I might support what the proposers of the amendment have said by recounting a minor experience of mine. All of us have had the experience of standing outside polling stations at various times. I remember in a very well celebrated by-election in May 1982 standing outside a polling station in Lucan — other Members in the House will remember that particular day — not realising until I sat into my car at approximately 9.30 that evening just how wet I was. It was only when I sat down I realised I was wet through to the skin, from the back of my neck down to my heels. That is a fate we could easily spare ourselves if we wished to do so even for our comfort. On the occasion of that infamous Eighth Amendment of the Constitution referendum I remember quite clearly I was one of the people who had the privilege of being picked out by a certain lobby group for designation as an abortionist. I remember one woman in particular running from the back of a meeting in a large hotel in my constituency to the front, when I stood on the platform to speak, screaming at me that I was a baby killer, a murderer, an abortionist and that I had blood on my hands. I met the same woman again on polling day except that she happened then to be in charge of a caravan: I was not quite sure whether it was for Fianna Fáil or the PLAC. But I did manage to embarrass her on that day into giving me coffee and chocolate cakes. That showed that, behind all of these dreadful things people do on polling day, there is a basic humanity we all share and that we should allow come to the fore.

A measure like this in referenda of the kind we shall have shortly certainly would do no harm to the sanity of the debate both in the meantime and on that day, and indeed to the proper conduct of that day. There is a golden opportunity here for the Minister to retrieve his reputation. Instead of the piece of dead fish he gave us in the form of his Second Stage speech he should give us a piece of political sustenance and show there is life in the Government and that they are capable of thinking of something that will benefit the populace.

I know it is not suggested by any Member that these amendments are an effort to stifle comment on or contribution to any particular political campaign or referendum. A number of Deputies have expressed reservations about what may happen at a public meeting or what might be said in old people's homes or institutions run by the State but we cannot legislate for these issues and we should never seek to do so. People have the right to behave and display whatever pictures or postcards — however heinous, divisive they may be — they wish. It is not our place to try to lay down parameters in that regard.

What about Nazi slogans?

If people have a right to speak and campaign in an open election, it is for the voters to decide their political fate. There is legislation dealing with incitement to radical hatred and other such matters, and that is the way to deal with these issues.

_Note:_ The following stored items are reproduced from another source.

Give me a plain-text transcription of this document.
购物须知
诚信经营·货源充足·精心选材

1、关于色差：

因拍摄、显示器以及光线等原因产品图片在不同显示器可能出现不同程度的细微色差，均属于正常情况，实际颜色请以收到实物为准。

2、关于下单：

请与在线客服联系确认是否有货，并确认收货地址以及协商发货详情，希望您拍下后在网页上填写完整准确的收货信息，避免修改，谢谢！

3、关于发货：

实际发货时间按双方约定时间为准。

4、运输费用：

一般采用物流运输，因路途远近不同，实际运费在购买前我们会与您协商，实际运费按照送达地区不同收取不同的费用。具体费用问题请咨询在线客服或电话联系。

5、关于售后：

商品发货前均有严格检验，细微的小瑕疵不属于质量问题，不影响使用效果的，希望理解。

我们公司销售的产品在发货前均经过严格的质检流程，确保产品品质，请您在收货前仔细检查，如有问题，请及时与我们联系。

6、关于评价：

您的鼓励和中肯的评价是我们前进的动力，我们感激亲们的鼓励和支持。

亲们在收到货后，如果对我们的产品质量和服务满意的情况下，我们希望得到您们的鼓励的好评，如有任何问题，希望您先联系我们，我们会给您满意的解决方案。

The amendments before the House are designed to restore an element of dignity and propriety to the act of voting. I have had experiences outside polling station similar to those recounted by people here, even to the extent of watching members of the same political party battle in an attempt to get one candidate's literature to the voters before another member of the same party in the same constituency — I will not say where that happened or to which party I am referring.

I attended the holding of a referendum in Chile in 1988. This was a significant experience because it was the referendum that ended the rule of the dictator, Pinochet and returned democracy to the Chilean people after almost 20 years of a brutal dictatorship. My most significant impression of that referendum was that all electioneering was banned and all literature taken down two days prior to the vote. People were allowed that respite to reflect on the basic question as to whether they wished Pinochet's rule to continue. On polling day there was no electioneering; there was a suspension of work to enable people to travel without hindrance to the polling stations, all of which were guarded by heavily armed members of the armed forces to remind people who was in control on that day. The dignity with which people went about their business was very impressive.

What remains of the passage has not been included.